Weil man die Täter und Mitläufer der Diktatur nicht zur Verantwortung gezogen hat, konnte der Transformationsprozess in eine demokratische Verwaltung im Osten meist sich nicht erfüllen. Menschen die Jahrzehntelang einem Unrechtsregime Diener waren, an der Verfolgung unseres Personenkreises teilhatten, gegen die Bundesrepublik und seinem Grundgesetz eingeschworen waren, dass die Bundesrepublik das Böse ist, dieser Personenkreis sollten heute nun nach diesem Grundgesetz Recht sprechen und Achtung vor den Opfern ihrer Diktatur haben, (siehe die Ehrenerklärung des Deutschen Bundestages von 1992) an deren Verfolgung sie oft Teil hatten. Ihre Kinder worden von den Jungen Pionieren an, über die FDJ in ihrem Sinne sozialistisch erzogen, so dass das Netz des SED Giftes heute durch andere Gesetze werter besteht.

Von den vielen ehemaligen Inoffiziellen Mitarbeitern und nahezu alle ehemaligen MfS-Offiziere haben die DDR-Verwaltung während ihres demokratischen Neuaufbaus oft nur zum Schein verlassen. Die von allen Neubewerbern und überführten Angestellten und Beamten des öffentlichen Dienstes der neuen Länder abgenommene schriftliche Erklärung, zu keiner Zeit für das MfS der DDR tätig gewesen zu sein, wurde jedoch von relativ vielen Beschäftigten wahrheitswidrig unterzeichnet.
Und so wurden die Überprüfungen einseitig auf die Aufdeckung der MfS-Kontakte orientiert. Diese Orientierung verkennt den eigenständigen Beitrag der Führungskader der SED bei der Absicherung der Parteidiktatur und ihre Rolle als Auftraggeber des MfS. Dies betrifft insbesondere die Nomenklatur Kader der SED, die in besonderer Weise für das Verbrechen an Millionen Menschen die politische Verantwortung tragen. Für das Weiterwirken der SED/PDS nun als „Die Linke“, wurde die Jagd auf kleine "IM" aus der öffentlichen Verwaltung veranstaltet, das in einem krassen Missverhältnis zur Weiterbeschäftigung nahezu aller Parteifunktionäre mit weitaus größerer politischer Belastung steht. Mit Personalfragen löst man Sachfragen und so waren die Opfer der Diktatur für den öffentlichen Dienst der neuen Länder, bis auf Einzelfälle auch kaum gefragt!

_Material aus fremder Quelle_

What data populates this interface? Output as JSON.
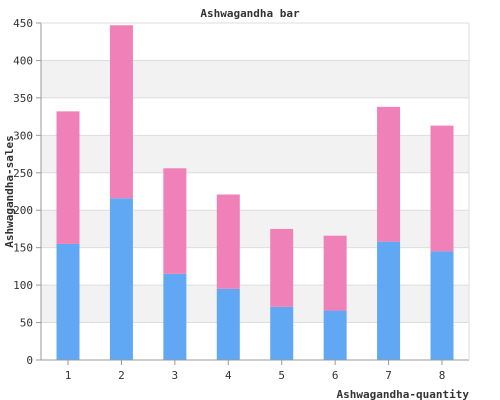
{
  "chart_data": {
    "type": "bar",
    "stacked": true,
    "title": "Ashwagandha bar",
    "xlabel": "Ashwagandha-quantity",
    "ylabel": "Ashwagandha-sales",
    "categories": [
      "1",
      "2",
      "3",
      "4",
      "5",
      "6",
      "7",
      "8"
    ],
    "series": [
      {
        "color": "#60a8f4",
        "values": [
          155,
          216,
          115,
          95,
          71,
          66,
          158,
          145
        ]
      },
      {
        "color": "#f080b8",
        "values": [
          177,
          231,
          141,
          126,
          104,
          100,
          180,
          168
        ]
      }
    ],
    "ylim": [
      0,
      450
    ],
    "yticks": [
      0,
      50,
      100,
      150,
      200,
      250,
      300,
      350,
      400,
      450
    ],
    "grid": true,
    "legend": "none"
  }
}
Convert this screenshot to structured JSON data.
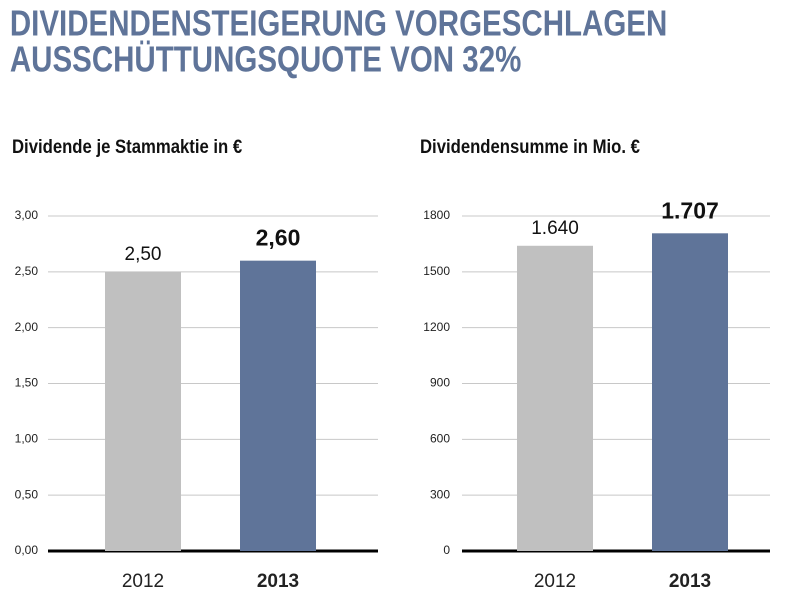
{
  "title": [
    "DIVIDENDENSTEIGERUNG VORGESCHLAGEN",
    "AUSSCHÜTTUNGSQUOTE VON 32%"
  ],
  "chart_data": [
    {
      "type": "bar",
      "title": "Dividende je Stammaktie in €",
      "categories": [
        "2012",
        "2013"
      ],
      "values": [
        2.5,
        2.6
      ],
      "value_labels": [
        "2,50",
        "2,60"
      ],
      "colors": [
        "#c0c0c0",
        "#5f7499"
      ],
      "ylim": [
        0,
        3
      ],
      "yticks": [
        {
          "value": 0,
          "label": "0,00"
        },
        {
          "value": 0.5,
          "label": "0,50"
        },
        {
          "value": 1,
          "label": "1,00"
        },
        {
          "value": 1.5,
          "label": "1,50"
        },
        {
          "value": 2,
          "label": "2,00"
        },
        {
          "value": 2.5,
          "label": "2,50"
        },
        {
          "value": 3,
          "label": "3,00"
        }
      ],
      "grid": true
    },
    {
      "type": "bar",
      "title": "Dividendensumme in Mio. €",
      "categories": [
        "2012",
        "2013"
      ],
      "values": [
        1640,
        1707
      ],
      "value_labels": [
        "1.640",
        "1.707"
      ],
      "colors": [
        "#c0c0c0",
        "#5f7499"
      ],
      "ylim": [
        0,
        1800
      ],
      "yticks": [
        0,
        300,
        600,
        900,
        1200,
        1500,
        1800
      ],
      "grid": true
    }
  ]
}
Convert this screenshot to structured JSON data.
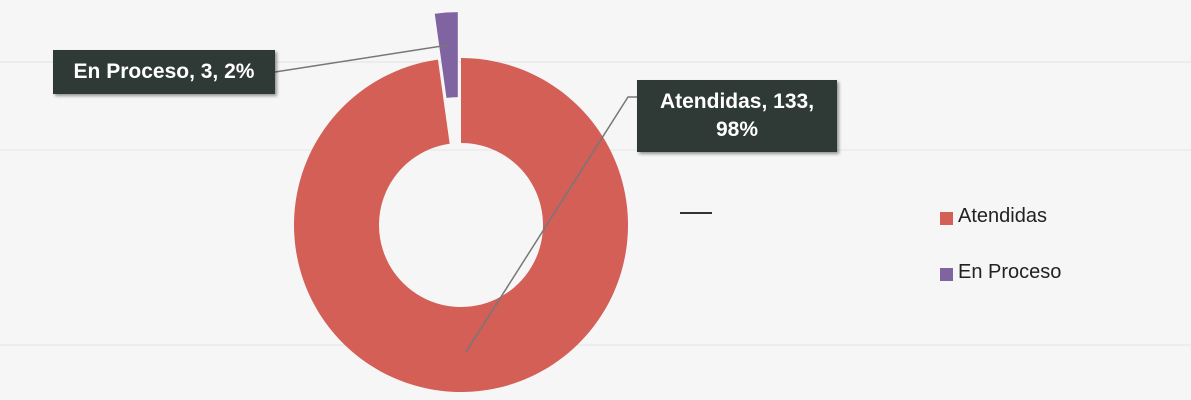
{
  "chart_data": {
    "type": "donut",
    "categories": [
      "Atendidas",
      "En Proceso"
    ],
    "values": [
      133,
      3
    ],
    "value_labels": [
      "Atendidas, 133, 98%",
      "En Proceso, 3, 2%"
    ],
    "colors": [
      "#d35f57",
      "#8064a2"
    ],
    "legend": "right"
  }
}
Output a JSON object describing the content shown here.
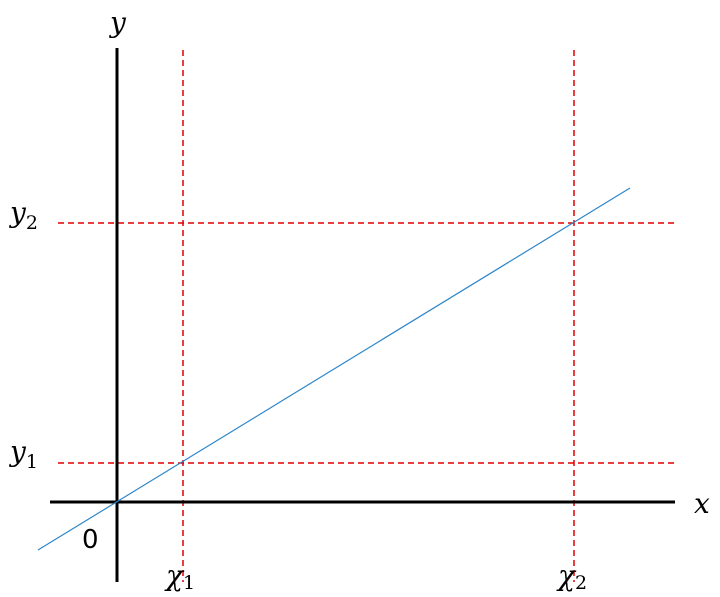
{
  "axis_y": "y",
  "axis_x": "x",
  "origin": "0",
  "guides": [
    {
      "base": "y",
      "sub": "2"
    },
    {
      "base": "y",
      "sub": "1"
    },
    {
      "base": "χ",
      "sub": "1"
    },
    {
      "base": "χ",
      "sub": "2"
    }
  ]
}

Oft ist aber auch die mangelnde Sach- und Rechtskenntnis der zumeist (ehemals) westdeutschen Personalchefs und vieler sonstig Beschäftigten in den Verwaltungen der neuen Bundesländer bei der Bewertung der MfS-Zusammenhänge, sowie die oft anzutreffende falsche Sichtweise, dass es sich bei dem Stasithema, seine Folgen für Menschen, um ein rein ostdeutsches Problem handele, zu dem man als Westdeutscher keine Position beziehen dürfe, haben auch viele Überprüfungsverfahren, Arbeitsrechtsverfahren oder sonstige Probleme politischer Opfer der Diktatur hinsichtlich ihres ursprünglichen Anspruchs, negativ beeinflusst.


Aktuell ist anzumerken zu der fehlenden Aufarbeitung des DDR-Unrechtsregimes, zu einem am 01. November 2012 vor dem sächsischen Amtsgericht Grimma stattfindendem Prozess, dass ein Bürgermeister der sächsischen Stadt Naunhof zu der Frage eines SED/Stasi Opfers,
„gehört eine ihrer Mitarbeiterin der SED-Nachfolgepartei an“
Möglicherweise auch aus einer „falschen Sichtweise, dass es sich bei dem Stasithema, seine Folgen für Opfer um ein rein ost-deutsches Problem handele, zu dem man als Westdeutscher keine Position beziehen dürfe,“
Der angerufene Bürgermeister schwieg und übertrug eine Frage zur SED-Nachfolgepartei, zu einer möglichen Parteizugehörigkeit seiner Mitarbeiterin, zu dieser aber die Frage gestellt war. Eine Klärung meines Anliegens, dazu ich den einst zugereisten Bürgermeister persönlich anrief, konnte so wahrheitswidrig verklärt werden, das nun vor dem Grimmaischen Amtsgericht Verhandelt wird, obwohl das politische Opfer ohne das Recht auf Gehör, bereits durch mögliche Seilschaften vorverurteilt wurde.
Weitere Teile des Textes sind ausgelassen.